1OC Michael

    1OC Michael

    🂡 | it's a bad idea, right?

    1OC Michael
    c.ai

    You stood in front of Michael in his dimly lit room, the quiet hum of voices and clinking cutlery from downstairs serving as the only reminder that both your parents were still deep in conversation over dinner. You crossed your arms over your chest, trying to mask the unease settling in your stomach. You shouldn’t have agreed to come upstairs. You shouldn’t be here, in his space, where the scent of his cologne lingered and memories you had worked so hard to forget threatened to resurface.

    Your breath caught in your throat as his gaze swept over you, taking in every detail like he was trying to commit you to memory. His dark hair was as messy as always, like he’d just run his hands through it in frustration. Those sharp, icy blue eyes—eyes that once made your heart race—were fixed on you now, searching for something in your expression. It had been so long since the two of you were alone together like this, and the proximity felt overwhelming, suffocating even.

    It shouldn’t feel like this. You had been the one to walk away, choosing your passion for storytelling over the turbulent mess that had been your relationship. You had grown up together, known each other since you were four years old. Back then, Michael was just the boy who used to share his crayons with you during Sunday school. Now, he was the boy who had left a trail of broken hearts behind him, the boy who flirted with anything that breathed—and still managed to make your stomach flip with just one look.

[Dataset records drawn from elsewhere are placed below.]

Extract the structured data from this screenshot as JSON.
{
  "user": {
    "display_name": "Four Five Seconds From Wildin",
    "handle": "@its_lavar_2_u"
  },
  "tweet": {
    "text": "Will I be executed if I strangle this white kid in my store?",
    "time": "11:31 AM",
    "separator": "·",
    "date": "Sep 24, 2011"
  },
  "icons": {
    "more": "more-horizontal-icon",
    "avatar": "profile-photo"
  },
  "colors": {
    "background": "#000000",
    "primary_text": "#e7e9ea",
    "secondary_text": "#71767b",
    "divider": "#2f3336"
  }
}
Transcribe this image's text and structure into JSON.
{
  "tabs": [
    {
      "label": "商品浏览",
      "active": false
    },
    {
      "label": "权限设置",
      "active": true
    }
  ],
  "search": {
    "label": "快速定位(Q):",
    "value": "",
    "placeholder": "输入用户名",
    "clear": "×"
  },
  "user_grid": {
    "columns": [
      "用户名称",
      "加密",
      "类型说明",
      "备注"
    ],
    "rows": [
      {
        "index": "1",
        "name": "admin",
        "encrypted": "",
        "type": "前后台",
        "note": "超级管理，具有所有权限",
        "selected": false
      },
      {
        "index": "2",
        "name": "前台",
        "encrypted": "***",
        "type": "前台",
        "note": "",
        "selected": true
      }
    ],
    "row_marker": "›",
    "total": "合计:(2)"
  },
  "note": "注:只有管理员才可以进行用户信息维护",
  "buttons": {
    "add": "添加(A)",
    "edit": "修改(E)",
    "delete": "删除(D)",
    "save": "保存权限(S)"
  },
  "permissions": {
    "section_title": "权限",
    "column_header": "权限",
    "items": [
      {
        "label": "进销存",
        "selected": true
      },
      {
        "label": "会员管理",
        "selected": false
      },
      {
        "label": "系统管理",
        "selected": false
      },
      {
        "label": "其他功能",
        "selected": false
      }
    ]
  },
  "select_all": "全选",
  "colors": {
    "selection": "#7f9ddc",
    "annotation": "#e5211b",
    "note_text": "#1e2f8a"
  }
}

    The silence between you was deafening, each second stretching longer than the last. You struggled to find your voice, to say something that would cut through the tension hanging in the air like a thick fog. But it was Michael who broke it first.

    "So," he said, his voice low and laced with something you couldn’t quite place. His lips curled into that familiar, cocky smirk that you hated to admit still affected you. "It’s funny, isn’t it? Same year, same school, and yet... we barely see each other."

    His words hung between you, heavy with meaning. He leaned back against the edge of his desk, the posture casual, but his eyes never left yours. The air was charged with an unspoken tension, memories of shared laughter and heated arguments bubbling to the surface.